If you’re not used to painting without white, a good exercise is to try to complete a painting while using white only when absolutely necessary. That can generate an overall range of value and chroma that is markedly different than a painting in which white is used liberally. If you struggle with “chalky” mixtures, a minimal white approach can really help.
My student told me about Robert Doak. Thought I would check out this site. It is interesting to me that you have this article on WHITELESSNESS. Part of my process in teaching is that I limit or actually take away the student’s use of white until they have understood the value of the colors they are using. Even if in an arbitrary fashion. It is part of my own personal perspective in truly understanding COLOR. I work in oil and am known as a colorist and have been developing my ideas on color for the last 39 years.
Margaret,
Thanks for your thoughts. I think that requiring a student to do studies without white is a very good idea, although I don’t think that you have a full understanding of color mixing until you can also use white to make colors that are unobtainable without it.
Best wishes,
David
AGREED. But if you let them use the white too soon, I find that they become sort of dependent on it. Kinda like black too. Better to eliminate it in the beginning then return it when they’ve got the idea. When they push their colors they know how far they can go.
Perhaps a most natural transition for a beginning painter would be to work only in say an umber and round brushes with diluent. After working in charcoal this sort of neutral monochrome approach without white seems bound to advance the student quickly.
Anwar,
That’s certainly one way to go about it. A wash painting, especially as a first layer, is a very effective beginning. In the method taught by Ted Seth Jacobs, teacher of well-known realists such as Jacob Collins and Tony Ryder, paintings start with a colored wash painting using no white, then proceed to direct opaque painting using a full palette. That seems to work pretty well, but learning to do it in monochrome before proceeding to color makes sense to me.

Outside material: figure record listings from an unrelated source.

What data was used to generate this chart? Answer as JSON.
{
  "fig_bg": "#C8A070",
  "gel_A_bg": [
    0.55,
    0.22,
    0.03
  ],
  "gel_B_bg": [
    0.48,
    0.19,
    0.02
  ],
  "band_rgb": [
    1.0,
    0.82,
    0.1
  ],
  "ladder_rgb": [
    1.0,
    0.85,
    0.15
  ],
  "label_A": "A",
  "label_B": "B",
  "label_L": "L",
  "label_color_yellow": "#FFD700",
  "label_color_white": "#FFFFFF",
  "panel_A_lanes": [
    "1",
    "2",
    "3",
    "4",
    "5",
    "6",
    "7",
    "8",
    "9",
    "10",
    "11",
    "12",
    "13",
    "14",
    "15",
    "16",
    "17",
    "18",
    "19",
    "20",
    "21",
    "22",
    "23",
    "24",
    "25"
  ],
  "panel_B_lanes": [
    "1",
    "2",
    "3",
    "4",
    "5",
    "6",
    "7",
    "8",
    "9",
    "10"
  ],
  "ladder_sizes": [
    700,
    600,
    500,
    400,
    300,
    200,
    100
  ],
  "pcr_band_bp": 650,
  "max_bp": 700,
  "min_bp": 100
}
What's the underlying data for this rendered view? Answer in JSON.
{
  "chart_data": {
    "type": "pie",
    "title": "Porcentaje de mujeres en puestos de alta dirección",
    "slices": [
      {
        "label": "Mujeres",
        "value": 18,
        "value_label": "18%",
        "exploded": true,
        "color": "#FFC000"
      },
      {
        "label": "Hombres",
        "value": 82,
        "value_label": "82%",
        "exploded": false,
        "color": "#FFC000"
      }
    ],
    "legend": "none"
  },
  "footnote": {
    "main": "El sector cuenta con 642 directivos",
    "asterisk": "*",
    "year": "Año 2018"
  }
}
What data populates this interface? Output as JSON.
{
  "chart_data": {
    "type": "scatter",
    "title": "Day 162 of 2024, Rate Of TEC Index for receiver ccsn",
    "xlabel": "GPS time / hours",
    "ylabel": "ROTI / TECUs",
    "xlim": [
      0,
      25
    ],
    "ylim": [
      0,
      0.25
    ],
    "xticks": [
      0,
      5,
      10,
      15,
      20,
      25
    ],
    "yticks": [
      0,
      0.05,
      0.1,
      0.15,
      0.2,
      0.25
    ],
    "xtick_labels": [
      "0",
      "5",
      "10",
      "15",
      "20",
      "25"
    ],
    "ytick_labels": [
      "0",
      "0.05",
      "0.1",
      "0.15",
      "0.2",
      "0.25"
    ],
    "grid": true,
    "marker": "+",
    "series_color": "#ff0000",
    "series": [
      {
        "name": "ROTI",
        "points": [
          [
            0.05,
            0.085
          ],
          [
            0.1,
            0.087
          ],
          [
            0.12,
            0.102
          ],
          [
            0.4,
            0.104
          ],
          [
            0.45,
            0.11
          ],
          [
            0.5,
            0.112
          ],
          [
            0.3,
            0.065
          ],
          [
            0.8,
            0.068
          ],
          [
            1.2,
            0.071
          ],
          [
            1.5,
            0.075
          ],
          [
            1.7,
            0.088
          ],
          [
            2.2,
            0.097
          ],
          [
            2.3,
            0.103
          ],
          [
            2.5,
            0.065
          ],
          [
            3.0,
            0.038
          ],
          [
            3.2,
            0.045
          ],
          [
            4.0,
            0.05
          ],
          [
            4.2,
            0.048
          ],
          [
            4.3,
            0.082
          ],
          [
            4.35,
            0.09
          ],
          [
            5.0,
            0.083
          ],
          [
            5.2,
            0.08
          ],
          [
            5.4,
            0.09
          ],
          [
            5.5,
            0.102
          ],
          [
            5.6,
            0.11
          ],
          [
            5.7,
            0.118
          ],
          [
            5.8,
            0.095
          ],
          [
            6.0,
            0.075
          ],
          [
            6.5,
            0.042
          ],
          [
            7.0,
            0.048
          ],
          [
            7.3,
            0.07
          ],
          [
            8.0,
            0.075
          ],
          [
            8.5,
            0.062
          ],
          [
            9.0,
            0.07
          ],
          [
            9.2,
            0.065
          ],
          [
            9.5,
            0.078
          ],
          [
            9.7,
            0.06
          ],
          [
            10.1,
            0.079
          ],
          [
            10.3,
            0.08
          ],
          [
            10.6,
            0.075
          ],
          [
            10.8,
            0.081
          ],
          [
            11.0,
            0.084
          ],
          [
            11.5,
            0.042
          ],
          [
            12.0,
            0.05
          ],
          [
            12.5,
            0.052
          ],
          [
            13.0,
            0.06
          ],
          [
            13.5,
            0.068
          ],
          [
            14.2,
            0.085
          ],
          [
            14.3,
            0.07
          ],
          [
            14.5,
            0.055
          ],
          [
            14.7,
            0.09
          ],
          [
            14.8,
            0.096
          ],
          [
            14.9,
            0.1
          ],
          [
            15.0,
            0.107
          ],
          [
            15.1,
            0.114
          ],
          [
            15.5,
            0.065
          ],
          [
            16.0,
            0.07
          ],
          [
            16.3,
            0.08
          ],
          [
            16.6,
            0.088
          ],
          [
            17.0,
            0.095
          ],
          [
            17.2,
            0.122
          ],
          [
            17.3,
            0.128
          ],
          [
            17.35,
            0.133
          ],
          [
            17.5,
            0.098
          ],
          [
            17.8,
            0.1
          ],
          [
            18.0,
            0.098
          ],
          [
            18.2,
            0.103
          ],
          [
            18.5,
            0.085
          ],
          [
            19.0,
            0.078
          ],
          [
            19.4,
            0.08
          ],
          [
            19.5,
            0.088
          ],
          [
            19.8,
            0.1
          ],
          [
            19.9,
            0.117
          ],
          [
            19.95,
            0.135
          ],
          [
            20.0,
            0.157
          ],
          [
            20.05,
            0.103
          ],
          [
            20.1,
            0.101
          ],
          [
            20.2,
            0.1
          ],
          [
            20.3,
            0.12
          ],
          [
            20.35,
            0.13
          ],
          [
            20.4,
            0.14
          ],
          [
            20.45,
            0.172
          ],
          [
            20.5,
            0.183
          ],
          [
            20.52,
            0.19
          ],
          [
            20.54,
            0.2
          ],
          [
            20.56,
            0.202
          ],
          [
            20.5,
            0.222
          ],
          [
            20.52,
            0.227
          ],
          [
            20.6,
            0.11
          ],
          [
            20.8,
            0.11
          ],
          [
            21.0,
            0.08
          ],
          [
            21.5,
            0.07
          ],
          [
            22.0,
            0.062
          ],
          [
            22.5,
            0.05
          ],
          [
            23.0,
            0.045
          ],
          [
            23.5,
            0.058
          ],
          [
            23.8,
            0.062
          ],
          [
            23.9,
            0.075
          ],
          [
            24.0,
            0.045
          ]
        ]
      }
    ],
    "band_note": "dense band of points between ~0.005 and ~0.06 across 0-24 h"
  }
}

calcium carbonate might gets handy for full chroma impastos , just mix the pigment/tube painting with lots of calcium carbonate! no need for white.
That can work, although there are limits to what you can achieve with chalk.
David, I am a self taught artist, using oils. I do a fair amount of kids photography that I then transfer to canvas and paint into the photograph. I have been relatively successful and have some of my work in a couple of galleries. My question is where to I start to better understand a variety of things such as prospective, drying, and colors. Thanks, Cindi
Cindi,
I’d suggest you look through the archives on this site. Also search the web for other artist’s sites that have information on technique.